Primary Antibodies Frequently Asked Questions topic (II)

Q1:What are the differences between WB, IHC, IP/ChIP type antibodies?

Answer:

WB: The most commonly made type at present, the proteins recognized by WB are the proteins with linear structure after heating denaturation.

IHC: A fixation step is required in IHC, in order to maintain the morphology and structure of the cells as consistent as possible. The fixation of this chemical causes the protein to denature and solidify, which is different from the natural state of the protein, but it is different from the linear structure of the WB.

IP/ChIP: This type of experiment uses antibodies to bind proteins in their physiological state, so it is best to use antibodies made from purified natural proteins for IP and ChIP.

Q2:Do recombinant antibodies converted from monoclonal perform identically to the original monoclonal?

Answer:

There may be a slight variation due to the production of the monoclonal antibody in a different system, but the two antibodies generally have similar applications and performance specifications.

Q3:What grade BSA is recommend for use in ELISA and ELISpot Development Systems?

Answer:

The grade of the BSA used has been found to be a critical component for running a successful ELISA. BSA with a minimum purity of 98% is recommended.

Q4:What is a chimeric antibody?

Answer:

Chimeric antibodies are antibodies that made up of domains from different species. For example, the Fc region or all the constant region domains of a mouse monoclonal antibody may be replaced with constant region domains of a human antibody.

Q5:Why is the Western blot band size observed with a cell or tissue lysate sample different from the reported predicted molecular weight?

Answer:

 The "predicted" molecular weight is based entirely on amino acid sequence (or the size of the protein). However, there are other factors which may play a part in determining the observed size of the protein in a Western blot.Protein modification:  Post-translational cleavage where a larger pro-form of the protein is cleaved into a smaller active form which decreases its size in the gel or post-translational modification where a protein becomes glycosylated (N or O linked sites), phosphorylated or ubiquitinated increasing its size in the gel.The overall net protein charge determined by the amino acid composition may affect the migration speed through the negatively charged SDS of the gel.Trimerization, or dimerization creating multimeric proteins.  The use of  reducing conditions will help to eliminate these interactions.Alternative splicing may produce differently sized proteins from the same gene. 

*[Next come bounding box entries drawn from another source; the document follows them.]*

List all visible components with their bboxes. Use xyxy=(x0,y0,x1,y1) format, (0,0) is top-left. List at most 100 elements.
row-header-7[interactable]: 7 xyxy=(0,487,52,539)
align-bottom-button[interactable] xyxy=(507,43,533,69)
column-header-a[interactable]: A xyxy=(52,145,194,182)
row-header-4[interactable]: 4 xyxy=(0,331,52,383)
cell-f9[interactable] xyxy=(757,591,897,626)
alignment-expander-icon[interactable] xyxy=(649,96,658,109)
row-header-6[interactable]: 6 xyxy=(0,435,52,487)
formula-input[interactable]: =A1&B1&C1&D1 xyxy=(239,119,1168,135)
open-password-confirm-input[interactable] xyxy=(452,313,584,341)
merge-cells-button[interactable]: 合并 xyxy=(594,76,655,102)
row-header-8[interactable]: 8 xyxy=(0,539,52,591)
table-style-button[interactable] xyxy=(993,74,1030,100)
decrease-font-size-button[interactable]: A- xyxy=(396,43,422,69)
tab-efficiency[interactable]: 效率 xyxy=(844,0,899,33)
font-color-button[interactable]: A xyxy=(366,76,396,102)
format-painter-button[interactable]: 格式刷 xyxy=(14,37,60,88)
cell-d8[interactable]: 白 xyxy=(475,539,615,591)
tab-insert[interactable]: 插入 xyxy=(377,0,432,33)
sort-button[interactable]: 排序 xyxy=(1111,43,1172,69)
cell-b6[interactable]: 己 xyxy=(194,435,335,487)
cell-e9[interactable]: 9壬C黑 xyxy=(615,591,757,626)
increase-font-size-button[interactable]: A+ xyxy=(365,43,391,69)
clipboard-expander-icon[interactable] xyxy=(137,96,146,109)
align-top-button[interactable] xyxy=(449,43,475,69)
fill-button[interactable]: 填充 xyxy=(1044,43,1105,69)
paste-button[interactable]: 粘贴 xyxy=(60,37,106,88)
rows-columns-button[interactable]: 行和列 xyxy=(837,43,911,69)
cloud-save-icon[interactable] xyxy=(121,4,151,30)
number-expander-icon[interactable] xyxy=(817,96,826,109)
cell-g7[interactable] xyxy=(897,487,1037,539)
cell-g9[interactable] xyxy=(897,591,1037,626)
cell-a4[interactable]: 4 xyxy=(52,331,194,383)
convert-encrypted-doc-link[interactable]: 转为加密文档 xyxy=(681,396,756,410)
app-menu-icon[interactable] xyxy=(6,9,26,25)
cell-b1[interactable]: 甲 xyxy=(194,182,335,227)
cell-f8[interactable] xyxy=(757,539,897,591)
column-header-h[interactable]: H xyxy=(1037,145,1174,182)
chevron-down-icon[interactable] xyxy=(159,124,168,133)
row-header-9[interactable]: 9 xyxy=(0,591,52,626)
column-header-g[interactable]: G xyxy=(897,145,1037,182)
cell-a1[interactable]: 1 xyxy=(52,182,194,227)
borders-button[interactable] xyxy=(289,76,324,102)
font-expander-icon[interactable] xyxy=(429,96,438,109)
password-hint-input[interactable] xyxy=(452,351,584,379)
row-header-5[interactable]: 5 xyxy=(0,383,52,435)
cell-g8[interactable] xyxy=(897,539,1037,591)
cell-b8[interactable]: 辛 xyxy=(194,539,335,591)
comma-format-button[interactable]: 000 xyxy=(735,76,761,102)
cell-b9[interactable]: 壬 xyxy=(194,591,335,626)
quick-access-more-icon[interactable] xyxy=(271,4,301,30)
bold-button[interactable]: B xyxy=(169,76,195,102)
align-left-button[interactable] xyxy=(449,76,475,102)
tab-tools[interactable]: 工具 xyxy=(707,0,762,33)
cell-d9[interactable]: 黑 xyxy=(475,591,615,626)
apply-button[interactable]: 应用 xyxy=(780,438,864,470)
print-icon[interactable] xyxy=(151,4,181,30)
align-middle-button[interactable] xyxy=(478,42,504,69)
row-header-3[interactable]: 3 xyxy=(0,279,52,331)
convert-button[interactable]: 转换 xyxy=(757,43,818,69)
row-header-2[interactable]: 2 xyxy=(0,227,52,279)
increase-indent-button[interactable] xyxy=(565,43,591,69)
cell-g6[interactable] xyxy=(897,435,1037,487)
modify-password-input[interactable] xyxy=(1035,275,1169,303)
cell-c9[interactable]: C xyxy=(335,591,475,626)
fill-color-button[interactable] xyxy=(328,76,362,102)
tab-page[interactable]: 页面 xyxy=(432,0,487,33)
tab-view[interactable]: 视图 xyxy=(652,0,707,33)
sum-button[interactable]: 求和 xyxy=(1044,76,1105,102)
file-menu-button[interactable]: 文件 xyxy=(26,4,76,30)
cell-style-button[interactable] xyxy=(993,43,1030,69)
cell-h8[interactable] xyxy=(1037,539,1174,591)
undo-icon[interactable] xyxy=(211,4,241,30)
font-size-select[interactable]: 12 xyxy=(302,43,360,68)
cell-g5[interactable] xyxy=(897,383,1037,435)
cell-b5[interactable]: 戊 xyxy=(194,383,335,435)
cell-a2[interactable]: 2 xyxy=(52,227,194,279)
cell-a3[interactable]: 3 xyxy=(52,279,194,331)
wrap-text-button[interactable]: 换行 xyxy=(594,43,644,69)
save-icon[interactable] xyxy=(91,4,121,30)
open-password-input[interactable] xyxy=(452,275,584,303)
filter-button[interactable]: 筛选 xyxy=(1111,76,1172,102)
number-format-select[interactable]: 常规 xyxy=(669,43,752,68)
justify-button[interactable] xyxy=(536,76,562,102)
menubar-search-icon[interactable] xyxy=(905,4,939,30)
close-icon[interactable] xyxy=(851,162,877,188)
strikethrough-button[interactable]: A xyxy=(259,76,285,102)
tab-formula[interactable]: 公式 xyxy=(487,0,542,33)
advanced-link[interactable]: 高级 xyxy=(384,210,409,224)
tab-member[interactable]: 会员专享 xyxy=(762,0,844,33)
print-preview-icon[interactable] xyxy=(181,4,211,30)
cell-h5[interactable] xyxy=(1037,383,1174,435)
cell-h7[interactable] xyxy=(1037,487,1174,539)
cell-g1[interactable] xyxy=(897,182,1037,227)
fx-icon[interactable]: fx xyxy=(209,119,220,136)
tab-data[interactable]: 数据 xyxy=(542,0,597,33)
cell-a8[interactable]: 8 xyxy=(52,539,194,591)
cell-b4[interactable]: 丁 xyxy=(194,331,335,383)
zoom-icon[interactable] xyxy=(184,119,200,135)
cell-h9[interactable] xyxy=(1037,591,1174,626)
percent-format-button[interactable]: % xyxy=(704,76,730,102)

Q6:Why might a recombinant protein have a different observed molecular weight in a Western blot compared to a cell or tissue lysate sample?

Answer:

There are a number of reasons why differences may be observed.The recombinant protein may only contain part of the mature amino acid sequences. Post translational modifications may be different in the recombinant protein than in the natural protein. For example, recombinant proteins produced in E. coli will not be glycosylated, which would make them appear smaller on a Western blot than the natural protein if there are glycosylation sites available in the sequence.The recombinant protein may contain a tag (e.g. His, Fc, or a basic or acidic tail). Check the Source section of the recombinant protein datasheet to check for additional tags or sequences that may be present.

Q7:How should I load antibodies?

Answer:

Preferably, it can be divided according to the usual dosage of an experiment. If the experiment can be completed within a week, the required amount of antibody can be divided and stored at 4℃. If the experiment period is long, 50% glycerol can be added and stored at -20℃. The remaining amount can be divided and stored at -80℃, which can be stored for 2-3 years.

Q8:How should I aliquot my antibody?

Answer:

The size of the aliquots will depend on how much one typically uses in an experiment. The aliquots should be no smaller than 10µl. The smaller the aliquot is, the more the concentration is affected by evaporation and adsorption of the antibody onto the surface of the vial.

Q9:Does this Biosimilar antibody have the same sequence as the therapeutic antibody?

Answer:

The Biosimilar antibody has the same variable region and constant region sequence as the therapeutic antibody.

Q10:Why is Western blot listed as an application on a hybridoma version of a monoclonal antibody, but not for the corresponding recombinant conversion of that antibody?

Answer:

We choose not to add a Western blot claim on the recombinant conversion of a monoclonal antibody if the only sample tested was a recombinant protein and not a lysate.